Lecturer in Classics & Ancient History (499313)

University of Queensland

Application deadline: 11:55 PM 23rd Aug 2016 (E. Australia Standard Time)

The role

The appointee will be required to develop, coordinate and teach undergraduate and honours level courses in Classics and Ancient History, and supervise honours students. The appointee will be expected to undertake administrative and other activities associated with the School.

The person

Applicants should possess a PhD in an area within the broad field of Classics and Ancient History. Applicants must be able to teach Greek at all levels, and preferably Latin. You should also possess demonstrated teaching skills at undergraduate and Honours level, and a preparedness to use alternative modes of teaching, such as digital technologies and flexible learning options.

For more information and to apply, click here.

Teaching Fellow, University College London

Teaching Fellow in Classics (Ancient Philosophy) (Ref:1567496)

University College London

Application deadline: 5th August 2016

Duties and Responsibilities

The successful applicant will be expected to lecture and tutor students to a high academic standard in ancient philosophy as well as Greek and Latin language and literature and to take on administrative duties as required by the Head of Department. The overall teaching load will be about 140 hours contact hours over two teaching terms of ten weeks each, i.e. about seven one-term modules. The person appointed will also be asked to act as personal tutor to some students and to engage with the examination process.
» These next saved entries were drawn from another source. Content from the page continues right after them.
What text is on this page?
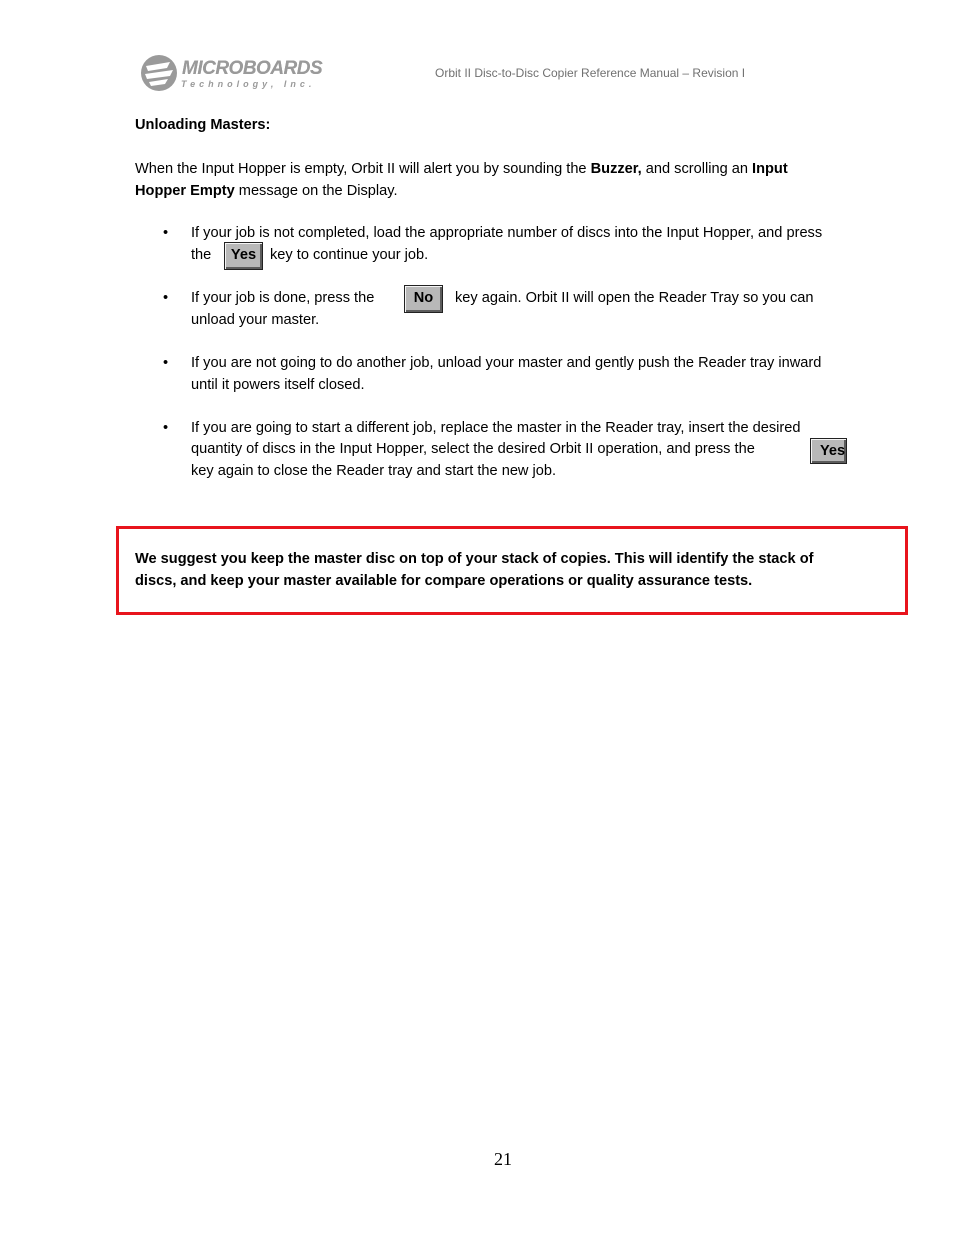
MICROBOARDS
Technology, Inc.
Orbit II Disc-to-Disc Copier Reference Manual – Revision I
Unloading Masters:
When the Input Hopper is empty, Orbit II will alert you by sounding the Buzzer, and scrolling an Input
Hopper Empty message on the Display.
• If your job is not completed, load the appropriate number of discs into the Input Hopper, and press
the	Yes key to continue your job.
• If your job is done, press the	No	key again. Orbit II will open the Reader Tray so you can
unload your master.
• If you are not going to do another job, unload your master and gently push the Reader tray inward
until it powers itself closed.
• If you are going to start a different job, replace the master in the Reader tray, insert the desired
quantity of discs in the Input Hopper, select the desired Orbit II operation, and press the	Yes
key again to close the Reader tray and start the new job.
We suggest you keep the master disc on top of your stack of copies. This will identify the stack of
discs, and keep your master available for compare operations or quality assurance tests.
21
This 0.83 FTE Teaching Fellow appointment is available from 1 September 2016 until 31 August 2017.

Key Requirements

The appointee will have successfully completed a doctorate in a relevant area and be able to lecture and supervise students to high academic standards. S/he will be able to teach ancient philosophy as well as Greek and Latin language and literature. S/he will have excellent written and oral communication and inter-personal skills and display a high degree of professional judgement and integrity.